Lane Davies: I would assume so. I’m an upper level policeman, and he’s the mayor, so I’m assuming we will. I will also have scenes with Tristan Rogers. And Mary Beth Evans is tied into everyone on the show. I imagine I’ll be working with Charles Shaughnessy. We weren’t on DAYS at the same time, but we go way back. I did an episode of THE NANNY. It will probably be boring for the crew to listen to these old soap dogs trade stories.
We Love Soaps: Oh to be fly on the wall!
Lane Davies: It will be fun.
We Love Soaps: If you could go back to the beginning of your career 30 years ago and give yourself a piece of advice, what would that be?
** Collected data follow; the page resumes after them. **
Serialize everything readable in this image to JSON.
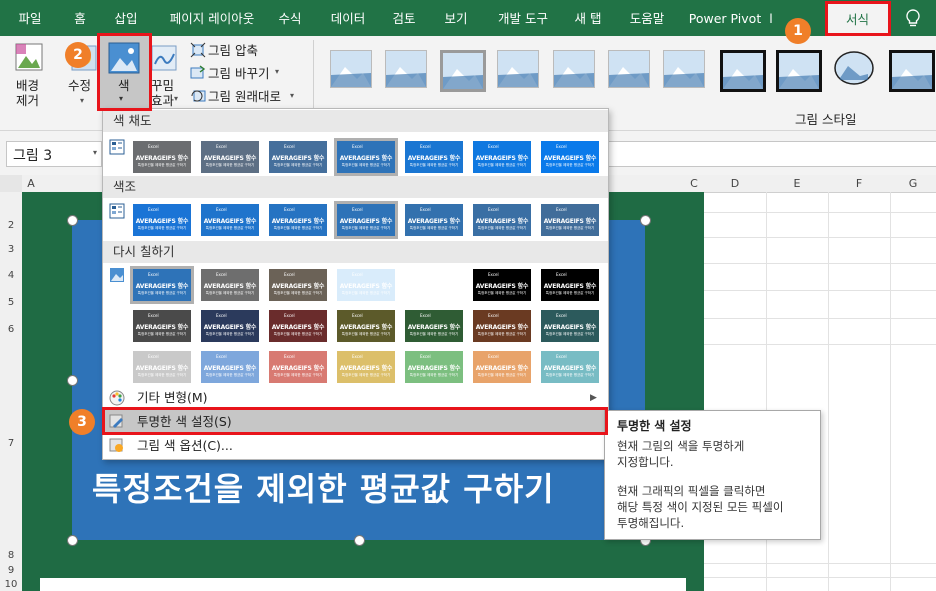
{
  "tabs": [
    "파일",
    "홈",
    "삽입",
    "페이지 레이아웃",
    "수식",
    "데이터",
    "검토",
    "보기",
    "개발 도구",
    "새 탭",
    "도움말",
    "Power Pivot"
  ],
  "active_tab": "서식",
  "ribbon": {
    "remove_bg": "배경\n제거",
    "corrections": "수정",
    "color": "색",
    "artistic": "꾸밈\n효과",
    "compress": "그림 압축",
    "change": "그림 바꾸기",
    "reset": "그림 원래대로",
    "styles_group": "그림 스타일"
  },
  "namebox": "그림 3",
  "columns": [
    "A",
    "C",
    "D",
    "E",
    "F",
    "G"
  ],
  "rows": [
    "2",
    "3",
    "4",
    "5",
    "6",
    "7",
    "8",
    "9",
    "10"
  ],
  "picture_title": "특정조건을 제외한 평균값 구하기",
  "dropdown": {
    "saturation_header": "색 채도",
    "tone_header": "색조",
    "recolor_header": "다시 칠하기",
    "swatch_title": "AVERAGEIFS 함수",
    "swatch_sub": "특정조건을 제외한 평균값 구하기",
    "swatch_logo": "Excel",
    "more_variations": "기타 변형(M)",
    "set_transparent": "투명한 색 설정(S)",
    "color_options": "그림 색 옵션(C)..."
  },
  "tooltip": {
    "title": "투명한 색 설정",
    "line1": "현재 그림의 색을 투명하게",
    "line2": "지정합니다.",
    "line3": "현재 그래픽의 픽셀을 클릭하면",
    "line4": "해당 특정 색이 지정된 모든 픽셀이",
    "line5": "투명해집니다."
  },
  "badges": [
    "1",
    "2",
    "3"
  ],
  "colors": {
    "excel_green": "#217346",
    "highlight_red": "#e8141b",
    "badge_orange": "#f07f29",
    "picture_blue": "#2e73b8"
  }
}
Lane Davies: Probably to “relax.” I think I was much too earnest early on, especially on DAYS. I would just relax and have more of a sense of humor about it. I would have watched myself more. But at the time I didn’t have the time, and I didn’t want to make myself self-conscious.
We Love Soaps: Is there anything you want our readers and future viewers of THE BAY to know?
Lane Davies: I’m just so flattered that Mason is still so fondly remembered and that somebody is interested in seeing me get back on a screen on a new soap.
We Love Soaps: Do you ever doubt that?
Lane Davies: Yes. You look at a calendar and you realize how many years it has been. You think, “Good heavens, there are only a few people alive who will remember that particular show.” When people say they remember me on DAYS, I am stunned. We started SANTA BARBARA twenty-six years ago.
We Love Soaps: Mason connected with the part of all of us that wants to be able to be clever, witty, even mean, yet redeemable. You’ve made an unforgettable impact.
Lane Davies: That’s always good to hear. You can never go wrong telling an actor good things about himself [laughs].